Residents defy ban and cash in on Chiang Kai-shek souvenirs
At the birthplace of Chiang Kai-shek, a town just outside Ningbo, the local government has banned the image of the late Nationalist Party leader on all souvenirs.
But this has done little to prevent residents of Xikou from cashing in on the memory of the generalissimo.
To view attractions, tourists pay 100 yuan (HK$94) to visit each site, while aggressive touts offer tricycle rides to the major venues for 10 yuan.
Every household on the main street has opened a shop and booksellers sell Chiang biographies, stacked alongside those of Mao Zedong.
During the Cultural Revolution, from 1966 to 1976, residents were banned from even mentioning Chiang's name. But China's reform policies and its dislike of Taiwan's president, Chen Shui-bian, has revived interest in the once-reviled leader who ruled the island for 26 years.

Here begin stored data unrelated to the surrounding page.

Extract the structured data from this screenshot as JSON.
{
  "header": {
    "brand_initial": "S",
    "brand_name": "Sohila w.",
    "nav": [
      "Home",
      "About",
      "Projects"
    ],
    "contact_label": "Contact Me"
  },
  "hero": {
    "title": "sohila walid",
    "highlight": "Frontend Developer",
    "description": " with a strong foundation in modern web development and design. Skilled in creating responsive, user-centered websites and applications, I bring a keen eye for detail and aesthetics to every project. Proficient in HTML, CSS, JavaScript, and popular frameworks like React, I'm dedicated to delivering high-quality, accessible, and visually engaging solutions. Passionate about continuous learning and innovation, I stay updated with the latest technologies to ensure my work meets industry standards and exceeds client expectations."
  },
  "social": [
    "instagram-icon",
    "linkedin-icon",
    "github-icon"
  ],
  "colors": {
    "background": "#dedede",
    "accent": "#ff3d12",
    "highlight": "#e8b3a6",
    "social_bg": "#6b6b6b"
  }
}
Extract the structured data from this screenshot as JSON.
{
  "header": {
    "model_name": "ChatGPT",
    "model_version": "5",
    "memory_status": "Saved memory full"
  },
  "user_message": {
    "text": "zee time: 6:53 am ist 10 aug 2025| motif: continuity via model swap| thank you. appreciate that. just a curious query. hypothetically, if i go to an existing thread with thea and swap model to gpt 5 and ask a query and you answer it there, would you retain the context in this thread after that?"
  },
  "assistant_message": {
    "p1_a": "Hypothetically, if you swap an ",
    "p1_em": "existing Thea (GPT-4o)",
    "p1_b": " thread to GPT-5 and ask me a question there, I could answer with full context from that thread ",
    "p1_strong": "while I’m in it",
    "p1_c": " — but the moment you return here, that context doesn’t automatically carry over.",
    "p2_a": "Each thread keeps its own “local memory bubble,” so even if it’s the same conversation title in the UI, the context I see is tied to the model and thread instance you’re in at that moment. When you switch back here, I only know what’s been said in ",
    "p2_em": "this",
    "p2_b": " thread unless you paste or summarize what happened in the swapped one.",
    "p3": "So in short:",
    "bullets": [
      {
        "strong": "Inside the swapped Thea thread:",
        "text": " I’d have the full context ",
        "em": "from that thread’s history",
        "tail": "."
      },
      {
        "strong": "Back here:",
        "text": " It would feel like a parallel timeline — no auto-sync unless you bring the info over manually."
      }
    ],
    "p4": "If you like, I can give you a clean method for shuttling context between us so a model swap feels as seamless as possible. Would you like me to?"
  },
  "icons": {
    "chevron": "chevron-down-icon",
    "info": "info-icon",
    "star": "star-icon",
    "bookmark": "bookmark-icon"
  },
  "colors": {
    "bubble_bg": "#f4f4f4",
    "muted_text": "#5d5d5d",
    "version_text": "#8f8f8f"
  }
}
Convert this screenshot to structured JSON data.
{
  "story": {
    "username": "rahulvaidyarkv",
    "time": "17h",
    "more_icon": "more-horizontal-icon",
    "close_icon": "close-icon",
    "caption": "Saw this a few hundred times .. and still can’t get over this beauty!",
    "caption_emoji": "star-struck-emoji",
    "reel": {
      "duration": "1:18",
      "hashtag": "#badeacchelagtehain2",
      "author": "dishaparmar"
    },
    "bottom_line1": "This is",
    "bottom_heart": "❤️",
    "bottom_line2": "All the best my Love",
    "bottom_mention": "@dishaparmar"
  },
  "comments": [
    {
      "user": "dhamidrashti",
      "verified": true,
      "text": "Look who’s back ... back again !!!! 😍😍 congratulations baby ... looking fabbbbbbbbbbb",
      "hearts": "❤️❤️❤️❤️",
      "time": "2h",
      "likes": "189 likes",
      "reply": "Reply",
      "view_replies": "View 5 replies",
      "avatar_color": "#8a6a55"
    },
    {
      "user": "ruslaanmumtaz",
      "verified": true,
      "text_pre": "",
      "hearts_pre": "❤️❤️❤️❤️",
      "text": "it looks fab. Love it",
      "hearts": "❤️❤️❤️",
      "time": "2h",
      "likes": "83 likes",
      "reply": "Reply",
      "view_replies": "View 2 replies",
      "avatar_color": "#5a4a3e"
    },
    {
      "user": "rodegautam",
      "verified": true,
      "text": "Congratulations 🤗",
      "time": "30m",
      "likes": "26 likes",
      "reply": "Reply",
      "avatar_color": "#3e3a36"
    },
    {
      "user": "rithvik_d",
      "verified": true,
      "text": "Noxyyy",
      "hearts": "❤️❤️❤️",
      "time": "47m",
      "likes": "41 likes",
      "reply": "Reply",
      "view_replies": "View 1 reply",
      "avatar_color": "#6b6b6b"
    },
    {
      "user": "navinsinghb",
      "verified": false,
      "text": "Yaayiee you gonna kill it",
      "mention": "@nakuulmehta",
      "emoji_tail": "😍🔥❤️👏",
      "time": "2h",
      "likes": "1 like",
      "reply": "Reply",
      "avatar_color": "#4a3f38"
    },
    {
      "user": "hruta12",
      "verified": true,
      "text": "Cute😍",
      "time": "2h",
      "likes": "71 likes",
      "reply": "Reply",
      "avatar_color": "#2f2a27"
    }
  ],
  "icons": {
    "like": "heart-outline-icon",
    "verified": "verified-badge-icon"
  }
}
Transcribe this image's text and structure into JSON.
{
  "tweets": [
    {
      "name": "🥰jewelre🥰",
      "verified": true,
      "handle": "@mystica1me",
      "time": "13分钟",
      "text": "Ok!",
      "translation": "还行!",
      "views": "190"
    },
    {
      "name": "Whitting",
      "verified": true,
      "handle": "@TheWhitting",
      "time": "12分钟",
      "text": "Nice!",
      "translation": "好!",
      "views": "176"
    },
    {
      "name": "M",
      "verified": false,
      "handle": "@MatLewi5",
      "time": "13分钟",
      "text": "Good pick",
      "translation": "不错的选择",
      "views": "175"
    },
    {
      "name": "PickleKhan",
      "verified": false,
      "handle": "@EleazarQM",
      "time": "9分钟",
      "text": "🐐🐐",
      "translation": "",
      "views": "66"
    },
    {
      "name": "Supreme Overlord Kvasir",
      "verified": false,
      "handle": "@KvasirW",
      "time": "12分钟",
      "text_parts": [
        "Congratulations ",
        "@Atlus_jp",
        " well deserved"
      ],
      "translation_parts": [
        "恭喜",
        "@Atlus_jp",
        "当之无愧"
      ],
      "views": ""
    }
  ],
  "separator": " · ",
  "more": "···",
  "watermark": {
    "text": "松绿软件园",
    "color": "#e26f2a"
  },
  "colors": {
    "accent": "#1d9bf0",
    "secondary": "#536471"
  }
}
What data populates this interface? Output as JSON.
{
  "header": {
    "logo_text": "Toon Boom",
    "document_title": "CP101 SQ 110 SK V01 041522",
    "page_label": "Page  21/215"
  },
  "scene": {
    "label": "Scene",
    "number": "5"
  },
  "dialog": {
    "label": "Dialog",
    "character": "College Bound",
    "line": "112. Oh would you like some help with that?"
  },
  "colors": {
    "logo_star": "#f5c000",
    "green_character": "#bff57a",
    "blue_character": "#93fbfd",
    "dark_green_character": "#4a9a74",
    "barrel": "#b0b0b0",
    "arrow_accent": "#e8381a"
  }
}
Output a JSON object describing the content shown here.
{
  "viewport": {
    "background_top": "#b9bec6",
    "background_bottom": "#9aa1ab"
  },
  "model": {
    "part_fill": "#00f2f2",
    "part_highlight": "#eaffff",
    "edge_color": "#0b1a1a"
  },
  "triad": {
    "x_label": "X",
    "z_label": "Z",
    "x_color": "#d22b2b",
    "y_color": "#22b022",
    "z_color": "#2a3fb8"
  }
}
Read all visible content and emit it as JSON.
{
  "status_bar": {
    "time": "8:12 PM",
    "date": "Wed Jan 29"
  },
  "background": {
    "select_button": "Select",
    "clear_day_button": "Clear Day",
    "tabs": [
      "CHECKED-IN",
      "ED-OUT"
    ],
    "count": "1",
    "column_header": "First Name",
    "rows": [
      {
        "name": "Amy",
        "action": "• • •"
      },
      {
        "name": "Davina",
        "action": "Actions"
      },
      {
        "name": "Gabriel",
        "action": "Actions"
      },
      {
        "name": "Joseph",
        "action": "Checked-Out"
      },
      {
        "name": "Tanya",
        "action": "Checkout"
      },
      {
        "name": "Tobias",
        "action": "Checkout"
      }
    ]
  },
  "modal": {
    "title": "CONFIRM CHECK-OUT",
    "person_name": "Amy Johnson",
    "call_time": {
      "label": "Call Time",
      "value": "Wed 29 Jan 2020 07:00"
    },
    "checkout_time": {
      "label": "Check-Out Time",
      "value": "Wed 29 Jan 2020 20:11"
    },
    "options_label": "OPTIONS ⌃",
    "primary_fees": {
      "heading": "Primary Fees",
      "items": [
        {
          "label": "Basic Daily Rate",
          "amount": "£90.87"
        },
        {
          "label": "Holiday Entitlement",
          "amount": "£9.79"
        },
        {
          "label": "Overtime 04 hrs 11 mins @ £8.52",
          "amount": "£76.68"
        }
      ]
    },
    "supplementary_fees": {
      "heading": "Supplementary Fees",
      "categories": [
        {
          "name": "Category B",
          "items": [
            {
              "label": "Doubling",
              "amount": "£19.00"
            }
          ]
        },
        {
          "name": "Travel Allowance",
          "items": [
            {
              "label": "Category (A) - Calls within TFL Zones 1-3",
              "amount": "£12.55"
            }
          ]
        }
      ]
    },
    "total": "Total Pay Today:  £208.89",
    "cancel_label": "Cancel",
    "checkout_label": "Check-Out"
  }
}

As one Xikou resident said: 'Chiang Kai-shek made a contribution to the country. He wanted reunification. Chen Shui-bian wants independence. He is doomed to fail.' What he neglects to mention is that Chiang wanted reunification with the mainland under Nationalist rule.
Although Chiang's Nationalists fought the Communists in a bitter civil war, the two parties had earlier joined in an uneasy alliance to resist Japanese invaders in the 1930s and 1940s. Nationalists were forced to flee to Taiwan in 1949.
But there is still more than a little goodwill for the Nationalists, and at the house where Chiang was born, signs give a dry account of his life but make no mention of his role as the Nationalists' military and political leader.
And for locals, business carries on and souvenirs are sold, including plates adorned with his picture.